Model takes twice the memory footprint with distributed data parallel

I have a model that trains just fine on a single GPU. But I'm getting CUDA memory errors when I switch to Pytorch distributed data parallel (DDP). Specifically, the DDP model takes up twice the memory footprint compared to the model with no parallelism. Here is a minimal reproducible example:

import os
from torch.nn.parallel import DistributedDataParallel as DDP
import torch.distributed as dist
import torch.multiprocessing as mp
import torch

def train(rank, gpu_list, train_distributed):
    
    device_id = gpu_list[rank]

    model = torch.nn.Linear(1000, 1000)
    print(device_id, torch.cuda.memory_allocated(device_id))
    model.to(device_id)
    print(device_id, torch.cuda.memory_allocated(device_id))

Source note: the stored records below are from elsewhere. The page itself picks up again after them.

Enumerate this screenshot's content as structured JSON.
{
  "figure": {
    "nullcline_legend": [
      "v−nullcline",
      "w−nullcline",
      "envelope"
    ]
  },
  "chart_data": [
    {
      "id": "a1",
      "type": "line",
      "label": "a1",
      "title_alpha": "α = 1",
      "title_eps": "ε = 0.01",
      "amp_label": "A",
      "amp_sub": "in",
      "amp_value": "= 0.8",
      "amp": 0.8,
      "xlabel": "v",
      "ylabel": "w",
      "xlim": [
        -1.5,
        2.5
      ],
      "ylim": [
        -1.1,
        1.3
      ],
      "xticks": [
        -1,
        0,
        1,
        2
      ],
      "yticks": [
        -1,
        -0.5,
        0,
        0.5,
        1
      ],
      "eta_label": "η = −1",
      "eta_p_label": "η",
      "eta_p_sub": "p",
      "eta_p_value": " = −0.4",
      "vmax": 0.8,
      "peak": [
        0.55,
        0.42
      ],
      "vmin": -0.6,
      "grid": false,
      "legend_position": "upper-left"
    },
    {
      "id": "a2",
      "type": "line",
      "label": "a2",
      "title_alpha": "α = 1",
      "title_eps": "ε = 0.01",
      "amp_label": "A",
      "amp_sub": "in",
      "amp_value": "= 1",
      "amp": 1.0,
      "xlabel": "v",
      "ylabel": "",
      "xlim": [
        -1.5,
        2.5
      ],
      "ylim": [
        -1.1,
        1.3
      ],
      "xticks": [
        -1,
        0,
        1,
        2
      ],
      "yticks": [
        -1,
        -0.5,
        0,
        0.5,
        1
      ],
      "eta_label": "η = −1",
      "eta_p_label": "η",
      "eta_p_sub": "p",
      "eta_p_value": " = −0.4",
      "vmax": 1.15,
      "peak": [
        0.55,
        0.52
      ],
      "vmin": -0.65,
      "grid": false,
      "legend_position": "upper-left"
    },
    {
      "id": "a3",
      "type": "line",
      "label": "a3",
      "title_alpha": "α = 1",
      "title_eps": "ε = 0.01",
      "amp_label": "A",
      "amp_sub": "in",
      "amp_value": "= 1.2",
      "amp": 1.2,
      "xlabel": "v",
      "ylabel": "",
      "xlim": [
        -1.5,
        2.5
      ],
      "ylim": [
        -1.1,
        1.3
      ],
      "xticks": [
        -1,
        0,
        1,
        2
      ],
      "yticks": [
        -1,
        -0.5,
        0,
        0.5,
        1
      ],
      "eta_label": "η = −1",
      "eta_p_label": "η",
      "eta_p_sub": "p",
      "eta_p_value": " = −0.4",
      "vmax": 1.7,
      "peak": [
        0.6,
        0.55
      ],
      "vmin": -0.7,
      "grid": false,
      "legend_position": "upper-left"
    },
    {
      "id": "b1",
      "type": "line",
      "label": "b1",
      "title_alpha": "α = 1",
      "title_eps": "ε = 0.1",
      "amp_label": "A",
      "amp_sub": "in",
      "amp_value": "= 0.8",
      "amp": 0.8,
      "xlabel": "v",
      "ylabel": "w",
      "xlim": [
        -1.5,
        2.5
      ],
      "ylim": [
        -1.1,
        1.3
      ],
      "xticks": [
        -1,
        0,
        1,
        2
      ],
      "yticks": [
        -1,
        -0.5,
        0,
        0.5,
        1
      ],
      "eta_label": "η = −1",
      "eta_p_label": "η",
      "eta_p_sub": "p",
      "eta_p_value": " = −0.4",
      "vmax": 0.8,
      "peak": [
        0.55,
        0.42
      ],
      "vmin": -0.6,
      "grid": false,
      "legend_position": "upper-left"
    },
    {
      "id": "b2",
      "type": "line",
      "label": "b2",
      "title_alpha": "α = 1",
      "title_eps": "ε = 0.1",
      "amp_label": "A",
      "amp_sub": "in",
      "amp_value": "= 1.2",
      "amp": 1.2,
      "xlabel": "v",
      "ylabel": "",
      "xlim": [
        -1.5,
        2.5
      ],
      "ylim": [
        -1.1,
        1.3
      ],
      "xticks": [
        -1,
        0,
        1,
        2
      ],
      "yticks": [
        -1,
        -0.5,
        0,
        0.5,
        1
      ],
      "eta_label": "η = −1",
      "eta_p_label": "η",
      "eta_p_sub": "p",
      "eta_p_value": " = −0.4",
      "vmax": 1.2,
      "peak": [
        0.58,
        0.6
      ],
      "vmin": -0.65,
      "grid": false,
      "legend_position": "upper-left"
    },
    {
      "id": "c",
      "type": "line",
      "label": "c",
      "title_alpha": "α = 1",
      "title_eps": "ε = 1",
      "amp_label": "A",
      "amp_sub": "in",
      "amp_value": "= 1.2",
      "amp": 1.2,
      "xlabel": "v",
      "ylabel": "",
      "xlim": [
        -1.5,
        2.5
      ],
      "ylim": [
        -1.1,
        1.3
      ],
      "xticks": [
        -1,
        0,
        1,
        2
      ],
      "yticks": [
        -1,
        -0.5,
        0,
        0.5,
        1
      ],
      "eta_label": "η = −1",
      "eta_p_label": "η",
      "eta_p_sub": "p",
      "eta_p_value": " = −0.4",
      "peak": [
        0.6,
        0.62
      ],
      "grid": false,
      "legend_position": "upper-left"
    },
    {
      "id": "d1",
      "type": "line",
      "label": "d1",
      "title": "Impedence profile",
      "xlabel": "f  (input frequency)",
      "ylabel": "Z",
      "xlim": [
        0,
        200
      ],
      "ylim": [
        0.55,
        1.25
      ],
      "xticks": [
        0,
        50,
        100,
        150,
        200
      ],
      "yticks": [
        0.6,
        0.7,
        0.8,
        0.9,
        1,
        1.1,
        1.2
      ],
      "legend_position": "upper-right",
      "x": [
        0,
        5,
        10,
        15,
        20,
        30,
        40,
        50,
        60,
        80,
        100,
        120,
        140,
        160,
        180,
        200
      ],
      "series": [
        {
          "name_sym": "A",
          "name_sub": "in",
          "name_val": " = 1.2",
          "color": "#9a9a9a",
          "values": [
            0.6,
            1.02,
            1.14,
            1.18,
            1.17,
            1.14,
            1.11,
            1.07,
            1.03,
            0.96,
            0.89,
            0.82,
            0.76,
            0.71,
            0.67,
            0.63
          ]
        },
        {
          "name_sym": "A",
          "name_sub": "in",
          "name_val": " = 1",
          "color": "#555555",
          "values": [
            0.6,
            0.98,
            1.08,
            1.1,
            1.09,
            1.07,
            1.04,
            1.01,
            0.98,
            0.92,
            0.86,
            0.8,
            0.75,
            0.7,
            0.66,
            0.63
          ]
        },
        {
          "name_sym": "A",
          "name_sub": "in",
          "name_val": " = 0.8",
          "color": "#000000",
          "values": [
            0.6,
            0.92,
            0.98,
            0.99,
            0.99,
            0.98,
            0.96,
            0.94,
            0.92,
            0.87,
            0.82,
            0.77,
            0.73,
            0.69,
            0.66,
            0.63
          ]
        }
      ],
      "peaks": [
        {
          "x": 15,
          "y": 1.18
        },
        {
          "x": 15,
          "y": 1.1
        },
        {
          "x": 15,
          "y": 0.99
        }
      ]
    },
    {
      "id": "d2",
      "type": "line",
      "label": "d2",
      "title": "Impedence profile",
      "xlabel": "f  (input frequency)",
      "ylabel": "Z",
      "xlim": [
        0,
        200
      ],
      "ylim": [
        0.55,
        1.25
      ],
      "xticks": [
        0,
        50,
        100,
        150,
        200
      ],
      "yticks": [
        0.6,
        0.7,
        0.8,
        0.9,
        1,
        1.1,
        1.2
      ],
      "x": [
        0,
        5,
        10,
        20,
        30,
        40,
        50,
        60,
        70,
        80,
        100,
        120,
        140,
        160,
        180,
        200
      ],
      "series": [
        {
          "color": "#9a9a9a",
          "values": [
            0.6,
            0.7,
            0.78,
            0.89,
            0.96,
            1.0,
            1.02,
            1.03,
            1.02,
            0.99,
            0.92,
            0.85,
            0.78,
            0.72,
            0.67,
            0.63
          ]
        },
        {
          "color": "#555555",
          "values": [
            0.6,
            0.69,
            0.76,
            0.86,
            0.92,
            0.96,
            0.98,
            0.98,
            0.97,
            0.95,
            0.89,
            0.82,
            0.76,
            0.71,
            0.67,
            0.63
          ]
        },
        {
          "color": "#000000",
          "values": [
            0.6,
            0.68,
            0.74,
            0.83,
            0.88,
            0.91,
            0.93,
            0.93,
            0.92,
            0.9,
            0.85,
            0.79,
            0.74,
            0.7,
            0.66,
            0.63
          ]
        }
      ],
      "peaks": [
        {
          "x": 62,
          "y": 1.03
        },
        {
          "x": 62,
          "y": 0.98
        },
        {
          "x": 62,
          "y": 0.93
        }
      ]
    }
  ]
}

    print(device_id, torch.cuda.memory_allocated(device_id))
    if train_distributed:
        # convert model to DDP
        dist.init_process_group("gloo", rank=rank, world_size=len(gpu_list))
        model = DDP(model, device_ids=[device_id], find_unused_parameters=False)
    print(device_id, torch.cuda.memory_allocated(device_id))

def train_distributed():
    gpu_list = [torch.device(i) for i in [5, 6]]
    os.environ['MASTER_ADDR'] = '127.0.01'
    os.environ['MASTER_PORT'] = '7676'
    mp.spawn(train, args=(gpu_list, True), nprocs=len(gpu_list), join=True)

if __name__ == '__main__':
    # First test one GPU
    train(0, [torch.device(5)], False)

    # Then test multiple GPUs
    train_distributed()

Output - note that the GPU usage doubles on both devices when switching to DDP:

cuda:5 0
cuda:5 4004352
cuda:5 4004352
cuda:5 4004352
cuda:5 0
cuda:6 0
cuda:5 4004352
cuda:5 4004352
cuda:6 4004352
cuda:6 4004352
cuda:5 8008704
cuda:6 8008704

Why does the model take up twice the space in DDP? Is it intended behavior? Is there a way to avoid this extra memory usage?

Solution

I'm adding here the solution of @ptrblck written in the PyTorch discussion forum.

Here're two quotes.

The statement:

[...] the allocated memory get doubled when torch.distributed.Reducer is instantiated in the constructor of DistributedDataParallel

And the answer:

[...] the Reducer will create gradient buckets for each parameter, so that the memory usage after wrapping the model into DDP will be 2x model_parameter_size. Note that the parameter size of a model is often much smaller than the activation size so that this memory increase might or might not be significant

So, from here we can see the reason why the memory footprint sometimes doubles.